Teddy shrugged off her hyperbole. "Yelling at her wouldn't help matters. At least we know that she knows something."

Winnie ogled. "How do you stand to be so bleeding patient?!"

"Yelling doesn't help matters," he repeated, shrugging. Oliver and Julia stepped forward to create roadblocks between them, as Winnie looked about to explode.

"You look better," Oliver noticed loudly.

"Yeah, I feel better," Teddy admitted earnestly. "I'm not quite so overwhelmingly hungry anymore. Quite."

"Well, History of Magic is pretty well over, and it's not like we'll have missed anything anyway," Winnie decided with forced calmness, although the class was only ten minutes gone. "I vote we go down to lunch."

"Second," Teddy said happily, grinning. Oliver shrugged and followed them into the Great Hall, sitting down beside Winnie at the near-empty table. Julia only stared at her plate as the others began wolfing down their food.

"What's up?" Teddy asked her quietly in between mouthfuls of potatoes.

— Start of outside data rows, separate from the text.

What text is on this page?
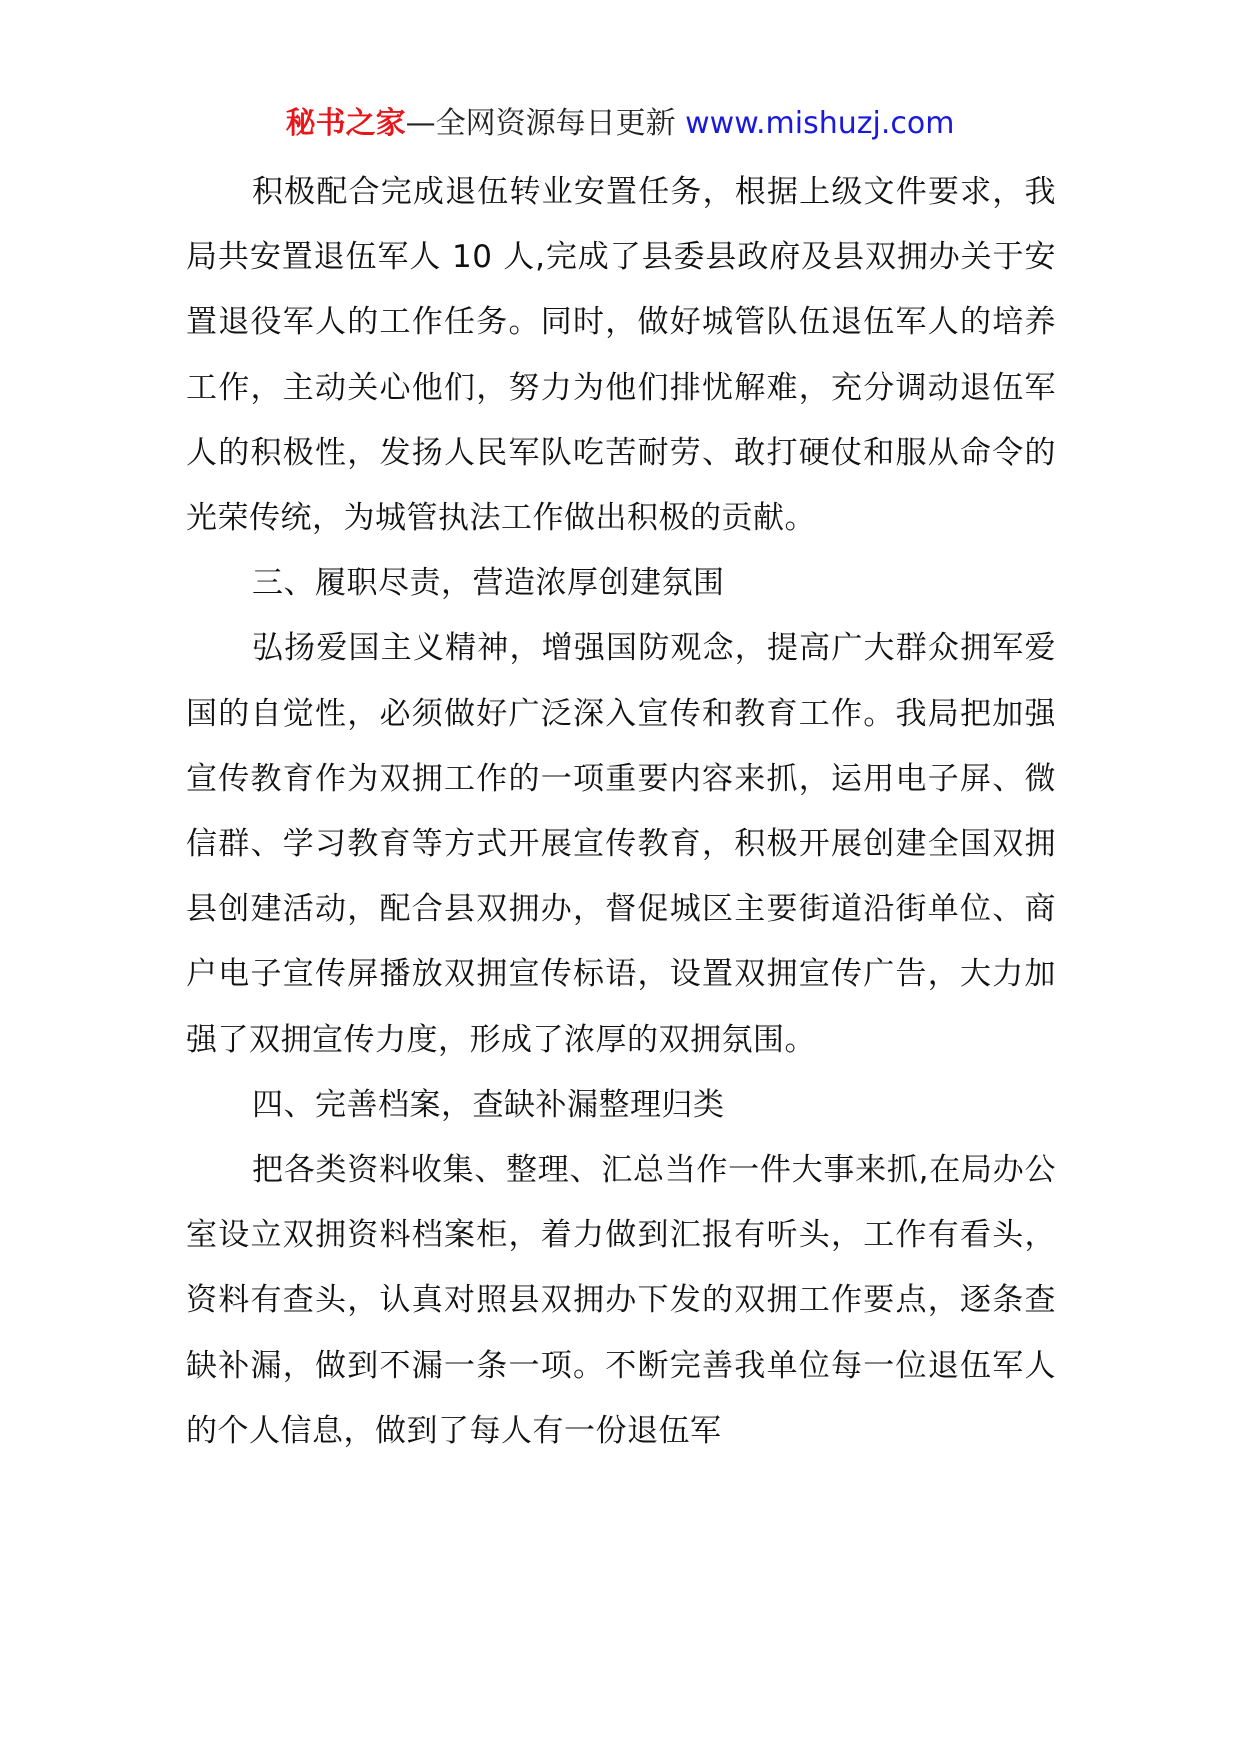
秘书之家—全网资源每日更新 www.mishuzj.com

积极配合完成退伍转业安置任务，根据上级文件要求，我局共安置退伍军人 10 人,完成了县委县政府及县双拥办关于安置退役军人的工作任务。同时，做好城管队伍退伍军人的培养工作，主动关心他们，努力为他们排忧解难，充分调动退伍军人的积极性，发扬人民军队吃苦耐劳、敢打硬仗和服从命令的光荣传统，为城管执法工作做出积极的贡献。

三、履职尽责，营造浓厚创建氛围

弘扬爱国主义精神，增强国防观念，提高广大群众拥军爱国的自觉性，必须做好广泛深入宣传和教育工作。我局把加强宣传教育作为双拥工作的一项重要内容来抓，运用电子屏、微信群、学习教育等方式开展宣传教育，积极开展创建全国双拥县创建活动，配合县双拥办，督促城区主要街道沿街单位、商户电子宣传屏播放双拥宣传标语，设置双拥宣传广告，大力加强了双拥宣传力度，形成了浓厚的双拥氛围。

四、完善档案，查缺补漏整理归类

把各类资料收集、整理、汇总当作一件大事来抓,在局办公室设立双拥资料档案柜，着力做到汇报有听头，工作有看头，资料有查头，认真对照县双拥办下发的双拥工作要点，逐条查缺补漏，做到不漏一条一项。不断完善我单位每一位退伍军人的个人信息，做到了每人有一份退伍军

She looked up at him with wide-eyes. Teddy once again had the serious impression that she had something rather significant to say. After a bit more coaxing, Julia finally said quietly, "I think you should write your godfather and tell him about... this."

"The lunch isn't quite that good, Julia," he commented jokingly, trying to brighten the mood. Julia only shook her head and continued to regard him solemnly. Teddy frowned and nodded. "I was planning on it. Why?"

"It's..." she shook her head. "I just think it would be a good idea."

This advice apparently fulfilled Julia's need to speak, for she promptly began helping herself to a hearty lunch and exhibited quite normal behaviour for the rest of the day.


A/N: I keep creating mysteries without solving any. I hope it's not too confusing. I solemnly swear (that I am up to no good) to solve them all with time. I've got a list. :)
Beware of infrequent and sporadic updates beyond this point.